The civil Gideon venture is intended to focus primarily on offering legal representation for the under-privileged in civil cases such as housing, domestic, family law, immigration and consumer disputes.
“In democracy, all citizens ― rich or poor ― should have counsel at his/her side to secure basic human rights,” said panelist Michael S. Greco, past president of the American Bar Association and Massachusetts Bar Association. “There should be a right to counsel on the civil side that is parallel to the right on the criminal side.”
Greco believes that it is the responsibility of lawyers to give life to equal justice in the law. Civil Gideon is an opportunity to fulfill a promise that, at this moment, is not upheld, he said. According to one panelist, currently 70 to 80 percent of the legal needs of the poor go unmet, and in Massachusetts, the time has come for the legal community to make sure that the civil freedoms of the underprivileged are not compromised.
David Hall, professor at Northeastern University School of Law and member of the board of directors of the Legal Services Corp., noted that there is little integrity to the justice system without civil Gideon. “Without accurate representation of the poor, the protections in our legal system become superficial,” Hall said, mentioning that the Massachusetts legal system will be judged by how it represents the poor.
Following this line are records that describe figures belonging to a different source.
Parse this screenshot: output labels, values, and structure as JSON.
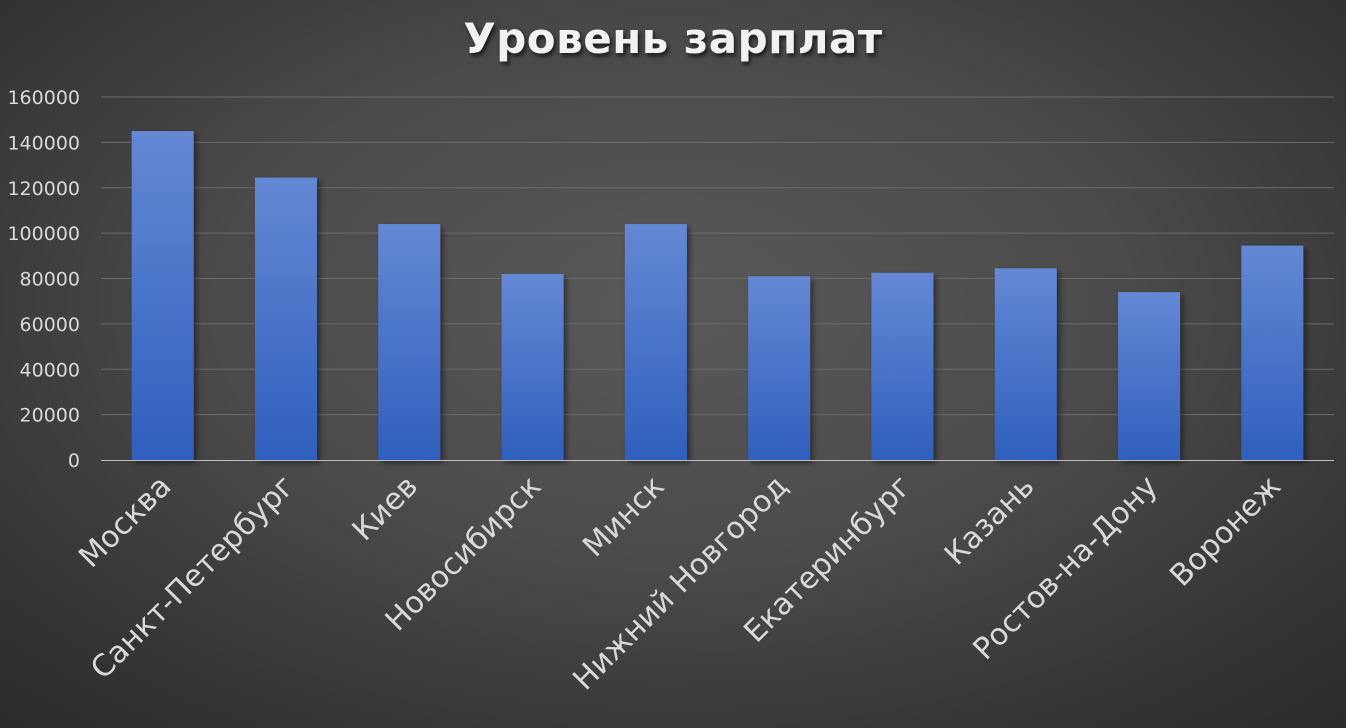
{
  "chart_data": {
    "type": "bar",
    "title": "Уровень зарплат",
    "xlabel": "",
    "ylabel": "",
    "categories": [
      "Москва",
      "Санкт-Петербург",
      "Киев",
      "Новосибирск",
      "Минск",
      "Нижний Новгород",
      "Екатеринбург",
      "Казань",
      "Ростов-на-Дону",
      "Воронеж"
    ],
    "values": [
      145000,
      124500,
      104000,
      82000,
      104000,
      81000,
      82500,
      84500,
      74000,
      94500
    ],
    "ylim": [
      0,
      160000
    ],
    "yticks": [
      "0",
      "20000",
      "40000",
      "60000",
      "80000",
      "100000",
      "120000",
      "140000",
      "160000"
    ],
    "grid": true,
    "legend": "none",
    "bar_color_top": "#6488d4",
    "bar_color_bottom": "#2f5fbd",
    "background_color": "#4a4a4a",
    "text_color": "#d9d9d9",
    "title_color": "#f2f2f2"
  }
}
Discussion among panelists included a minor terminology debate focusing on the use of “civil Gideon” as a program name. Hon. Herbert P. Wilkins, retired chief justice of the Massachusetts Supreme Judicial Court and chair of the Massachusetts Access to Justice Commission, questioned the name “civil Gideon” because he believes that it is too narrow in its representation of the program at hand. “Civil Gideon references a constitutionally based remedy and may not be what we are focusing on,” he said. “We are focusing on statutes.”
Fellow panelist, Michael Dsida, deputy chief counsel of the Children and Family Law Program, spoke about various administrative aspects that could potentially become a part of the civil Gideon program. Dsida noted that legislative standards, initial training of substantive and trial skills for participating lawyers, mentoring systems, certification systems, continuing education programs implemented by regional coordinators and a system of complaint investigations have contributed to the Children and Family Law Program’s success and could eventually create results for civil Gideon.
Professor Russell Engler of the New England School of Law, proposed all attendees adopt three assumptions before moving forward with the creation of a civil Gideon program. Engler believes that in order for this program to be successful at the basic level, all participating members should believe that nothing short of counsel protects many important civil rights.
Members must also bring to the program the belief that, despite the efforts of various legal aid programs, there still exists a significant gap between individuals where counsel is not available. Finally, members must be willing to accept that there is a “package of worries” connected with creating a civil Gideon program, including identifying the cases with which civil Gideon will be associated.
Engler urged attendees to contemplate how terminology and resources will affect civil Gideon. Funding for civil Gideon has been ardently debated among members of the legal community, many of whom are worried this venture will take money away from other necessary Massachusetts’ programs.
“The most important aspect is consensus on this issue,” said Engler. “It is not appropriate to compare costs of legal services if nothing short of counsel will do the trick,” he said. “It is irrelevant to talk about lesser forms of service. We can’t allow gross discussion to go forward without looking at the alternative decision’s costs, such as the cost of homelessness.”
Wilkins also mentioned that in order for civil Gideon to succeed, increased funding — other than through the Legislature — would be important. Doing everything possible to get lawyers to take on pro bono cases, training lay people, passing new statutes, unbundling cases so one lawyer handles only one part of a case, and ghost-writing where lawyers can help defendants write legal briefs, will all help the fundamental goal of identifying ways civil Gideon can become successful.
Attendees discussed the best avenue to pursue in coordinating the various efforts many different sections of the legal system will take to implement civil Gideon. Jeffrey N. Catalano, MBA Civil Litigation Section Council chair, expressed concern about how to keep section members abreast of civil Gideon decisions.
Wilkins proposed having a leadership team focus all other group actions, while forums and Web sites were discussed as potential communication tools available to keep the legal community aware of civil Gideon advancements.
As Greco acknowledged, “Where there is a will, there is a way. There is a will to implement civil Gideon in this state and now we must find a way.”